According to amaBhungane, the environmental protection unit referred a docket to the Director of Public Prosecutions (DPP) to prosecute the company for its attempt to circumvent environmental regulations.
This came after the Green Scorpions confirmed in early June it was investigating Karpowership and its environmental consultants Triplo4 Sustainable Solutions and Nselenduna Consulting for attempting to avoid the environmental impact assessments (EIAs) that would be required before it could anchor its gas-fired power ships in South Africa’s harbours and supply power to the grid.
Under the National Environmental Act (NEMA), there are permits for which companies can apply that would exempt them from EIAs if quick action would save lives and prevent more environmental damage.
Karpowership initially secured these exemptions in June 2020, claiming that it would help provide emergency power during the Covid-19 pandemic.
In August 2020, the environmental department withdrew the permits after finding there was no emergency situation.
With the case now referred to the police and the DPP, it appears that the Green Scorpions believe there is prima facie evidence of Karpowership’s wrongdoing in securing the exemption.
The punishment for anyone who “willfully, knowingly or negligently, provide incorrect or misleading information” to the department in an application for exemption is a fine of up to R10 million and/or 10 years imprisonment.
Because the exemption permits were withdrawn, Karpowership was required to carry out the EIAs.
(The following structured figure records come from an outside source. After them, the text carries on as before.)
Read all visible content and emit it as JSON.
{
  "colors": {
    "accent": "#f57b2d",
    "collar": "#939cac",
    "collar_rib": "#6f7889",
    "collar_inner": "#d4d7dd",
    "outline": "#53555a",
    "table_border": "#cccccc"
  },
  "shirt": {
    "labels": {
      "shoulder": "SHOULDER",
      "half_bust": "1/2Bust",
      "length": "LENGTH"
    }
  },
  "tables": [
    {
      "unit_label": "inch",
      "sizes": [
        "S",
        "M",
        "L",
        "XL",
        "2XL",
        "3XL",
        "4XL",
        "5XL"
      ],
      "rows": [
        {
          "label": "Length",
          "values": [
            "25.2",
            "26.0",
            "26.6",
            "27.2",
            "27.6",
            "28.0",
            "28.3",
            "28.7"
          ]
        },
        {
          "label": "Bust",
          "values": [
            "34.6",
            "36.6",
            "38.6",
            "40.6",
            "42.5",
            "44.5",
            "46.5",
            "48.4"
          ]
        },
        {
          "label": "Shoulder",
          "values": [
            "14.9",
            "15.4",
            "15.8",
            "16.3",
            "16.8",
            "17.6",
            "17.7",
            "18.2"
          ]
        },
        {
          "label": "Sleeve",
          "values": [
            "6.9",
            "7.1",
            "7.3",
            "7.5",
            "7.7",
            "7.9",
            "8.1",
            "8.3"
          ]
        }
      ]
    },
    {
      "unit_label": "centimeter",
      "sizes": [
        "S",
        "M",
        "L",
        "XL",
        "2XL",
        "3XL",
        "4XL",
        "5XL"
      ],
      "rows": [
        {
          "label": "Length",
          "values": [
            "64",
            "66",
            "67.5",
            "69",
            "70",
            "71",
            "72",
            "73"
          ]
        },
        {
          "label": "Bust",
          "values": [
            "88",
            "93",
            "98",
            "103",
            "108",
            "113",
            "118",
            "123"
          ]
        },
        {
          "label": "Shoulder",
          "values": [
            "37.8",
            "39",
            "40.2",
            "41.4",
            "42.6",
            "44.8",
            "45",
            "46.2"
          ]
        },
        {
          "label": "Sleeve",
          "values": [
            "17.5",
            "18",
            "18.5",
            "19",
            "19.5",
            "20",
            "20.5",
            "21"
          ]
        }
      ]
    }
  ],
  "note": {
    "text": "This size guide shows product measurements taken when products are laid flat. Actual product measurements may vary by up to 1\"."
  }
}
However, by the time the energy department announced Karpowership as a preferred bidder to supply 1,220MW of electricity as part of the Risk Mitigation Independent Power Producer Procurement (RMIPPP) programme, Karpowership’s EIAs were still incomplete.
In late June, the DFFE confirmed it refused the company’s applications for environmental authorisation.
Karpowership has appealed the decision of the DFFE to reject the deal, claiming that the department has been misled by a “vicious adversarial and aggressive campaign” which is driven, in part, by the media.
Environmental minister Barbara Creecy has 70 days to rule on that appeal. It should be emphasised that this matter is separate from the potential criminal case.
The powership deal has been met with fierce resistance and scepticism out of many corners.
Environmental protection groups have claimed the ships will generate underwater noise that will disrupt sea life and fishing in the areas where they planned to moor.
An unsuccessful bidder for the programme, DNG Energy, has also launched a legal challenge against the decision claiming that it was irregular and corrupt.
In addition, law firm Bowmans has pointed out that there could be significant legal hurdles in establishing the port infrastructure required to connect the powerships.
Sources close to the situation have further claimed that Eskom does not want to buy electricity from Karpowership. The 20-year deal would put more pressure on its ailing finances and increase its reliance on fossil fuels.
The power utility has dedicated itself to cutting down on emissions and increasingly using renewable energy generation, the costs of which have decreased in recent years.
Lastly, energy experts have said the deal could also expose South Africa’s electricity tariffs to the variable costs of natural gas, which currently has to be imported.